You can deploy the fine-tuned model to an endpoint directly from the estimator.


In [10]:
predictor = estimator.deploy()

No instance type selected for inference hosting endpoint. Defaulting to ml.g5.12xlarge.


------------!

In [12]:
import sagemaker

predictor.content_type = "application/json"
predictor.serializer = sagemaker.serializers.JSONSerializer()
predictor.deserializer = sagemaker.deserializers.JSONDeserializer()

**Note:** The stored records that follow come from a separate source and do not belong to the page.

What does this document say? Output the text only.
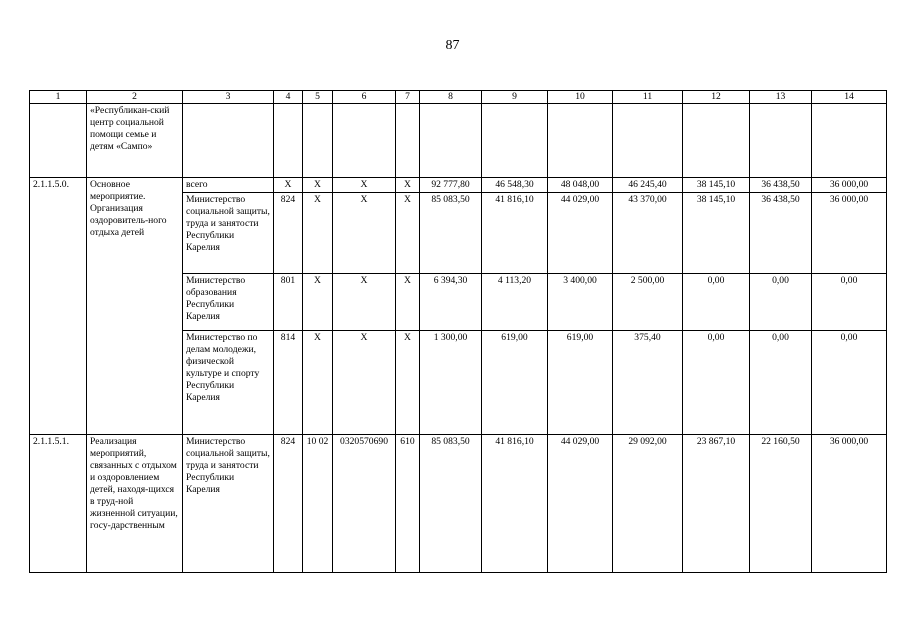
87
1	2	3	4	5	6	7	8	9	10	11	12	13	14
	«Республикан-ский центр социальной помощи семье и детям «Сампо»												
2.1.1.5.0.	Основное мероприятие. Организация оздоровитель-ного отдыха детей	всего	Х	Х	Х	Х	92 777,80	46 548,30	48 048,00	46 245,40	38 145,10	36 438,50	36 000,00
		Министерство социальной защиты, труда и занятости Республики Карелия	824	Х	Х	Х	85 083,50	41 816,10	44 029,00	43 370,00	38 145,10	36 438,50	36 000,00
		Министерство образования Республики Карелия	801	Х	Х	Х	6 394,30	4 113,20	3 400,00	2 500,00	0,00	0,00	0,00
		Министерство по делам молодежи, физической культуре и спорту Республики Карелия	814	Х	Х	Х	1 300,00	619,00	619,00	375,40	0,00	0,00	0,00
2.1.1.5.1.	Реализация мероприятий, связанных с отдыхом и оздоровлением детей, находя-щихся в труд-ной жизненной ситуации, госу-дарственным	Министерство социальной защиты, труда и занятости Республики Карелия	824	10 02	0320570690	610	85 083,50	41 816,10	44 029,00	29 092,00	23 867,10	22 160,50	36 000,00
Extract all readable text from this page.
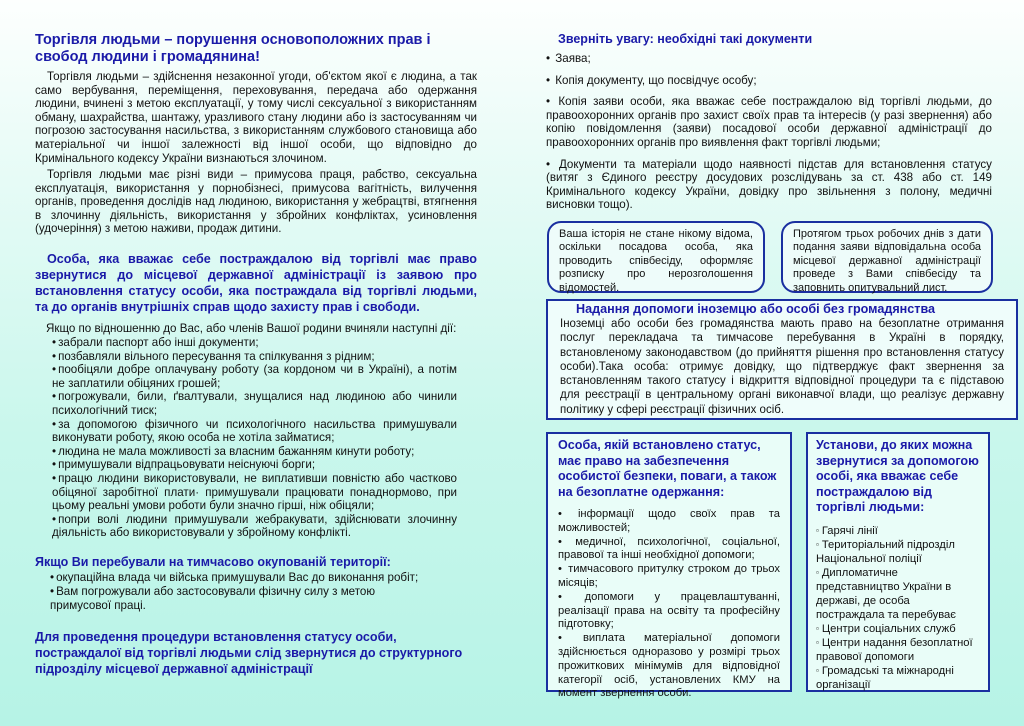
Торгівля людьми – порушення основоположних прав і свобод людини і громадянина!
Торгівля людьми – здійснення незаконної угоди, об'єктом якої є людина, а так само вербування, переміщення, переховування, передача або одержання людини, вчинені з метою експлуатації, у тому числі сексуальної з використанням обману, шахрайства, шантажу, уразливого стану людини або із застосуванням чи погрозою застосування насильства, з використанням службового становища або матеріальної чи іншої залежності від іншої особи, що відповідно до Кримінального кодексу України визнаються злочином.
Торгівля людьми має різні види – примусова праця, рабство, сексуальна експлуатація, використання у порнобізнесі, примусова вагітність, вилучення органів, проведення дослідів над людиною, використання у жебрацтві, втягнення в злочинну діяльність, використання у збройних конфліктах, усиновлення (удочеріння) з метою наживи, продаж дитини.
Особа, яка вважає себе постраждалою від торгівлі має право звернутися до місцевої державної адміністрації із заявою про встановлення статусу особи, яка постраждала від торгівлі людьми, та до органів внутрішніх справ щодо захисту прав і свободи.
Якщо по відношенню до Вас, або членів Вашої родини вчиняли наступні дії:
• забрали паспорт або інші документи;
• позбавляли вільного пересування та спілкування з рідним;
• пообіцяли добре оплачувану роботу (за кордоном чи в Україні), а потім не заплатили обіцяних грошей;
• погрожували, били, ґвалтували, знущалися над людиною або чинили психологічний тиск;
• за допомогою фізичного чи психологічного насильства примушували виконувати роботу, якою особа не хотіла займатися;
• людина не мала можливості за власним бажанням кинути роботу;
• примушували відпрацьовувати неіснуючі борги;
• працю людини використовували, не виплативши повністю або частково обіцяної заробітної плати· примушували працювати понаднормово, при цьому реальні умови роботи були значно гірші, ніж обіцяли;
• попри волі людини примушували жебракувати, здійснювати злочинну діяльність або використовували у збройному конфлікті.
Якщо Ви перебували на тимчасово окупованій території:
• окупаційна влада чи війська примушували Вас до виконання робіт;
• Вам погрожували або застосовували фізичну силу з метою примусової праці.
Для проведення процедури встановлення статусу особи, постраждалої від торгівлі людьми слід звернутися до структурного підрозділу місцевої державної адміністрації
Зверніть увагу: необхідні такі документи
• Заява;
• Копія документу, що посвідчує особу;
• Копія заяви особи, яка вважає себе постраждалою від торгівлі людьми, до правоохоронних органів про захист своїх прав та інтересів (у разі звернення) або копію повідомлення (заяви) посадової особи державної адміністрації до правоохоронних органів про виявлення факт торгівлі людьми;
• Документи та матеріали щодо наявності підстав для встановлення статусу (витяг з Єдиного реєстру досудових розслідувань за ст. 438 або ст. 149 Кримінального кодексу України, довідку про звільнення з полону, медичні висновки тощо).
Ваша історія не стане нікому відома, оскільки посадова особа, яка проводить співбесіду, оформляє розписку про нерозголошення відомостей.
Протягом трьох робочих днів з дати подання заяви відповідальна особа місцевої державної адміністрації проведе з Вами співбесіду та заповнить опитувальний лист.
Надання допомоги іноземцю або особі без громадянства
Іноземці або особи без громадянства мають право на безоплатне отримання послуг перекладача та тимчасове перебування в Україні в порядку, встановленому законодавством (до прийняття рішення про встановлення статусу особи).Така особа: отримує довідку, що підтверджує факт звернення за встановленням такого статусу і відкриття відповідної процедури та є підставою для реєстрації в центральному органі виконавчої влади, що реалізує державну політику у сфері реєстрації фізичних осіб.
Особа, якій встановлено статус, має право на забезпечення особистої безпеки, поваги, а також на безоплатне одержання:
• інформації щодо своїх прав та можливостей;
• медичної, психологічної, соціальної, правової та інші необхідної допомоги;
• тимчасового притулку строком до трьох місяців;
• допомоги у працевлаштуванні, реалізації права на освіту та професійну підготовку;
• виплата матеріальної допомоги здійснюється одноразово у розмірі трьох прожиткових мінімумів для відповідної категорії осіб, установлених КМУ на момент звернення особи.
Установи, до яких можна звернутися за допомогою особі, яка вважає себе постраждалою від торгівлі людьми:
▫ Гарячі лінії
▫ Територіальний підрозділ Національної поліції
▫ Дипломатичне представництво України в державі, де особа постраждала та перебуває
▫ Центри соціальних служб
▫ Центри надання безоплатної правової допомоги
▫ Громадські та міжнародні організації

response = predictor.predict({"inputs": "Does unauthorized use of patented technology constitute a violation of intellectual property rights?"})

In [13]:
response = response[0] if isinstance(response, list) else response
print("Output:\n", response["generated_text"].strip(), end="\n\n\n")

Output:
 Does unauthorized use of patented technology constitute a violation of intellectual property rights?
As inventors and innovators, intellectual property plays an important contribution to an economy: it promotes creativity and innovation, and also promotes entrepreneurship and trade and thus makes our society a better place to live in. Any inappropriate use of intellectual property by unauthorized persons not only harms inventors but businesses and customers as well. Besides, it also reduces the credibility of the intellectual property regime, if no proper measures are taken in such




## Clean up to avoid endpoint charges

In [14]:
predictor.delete_predictor()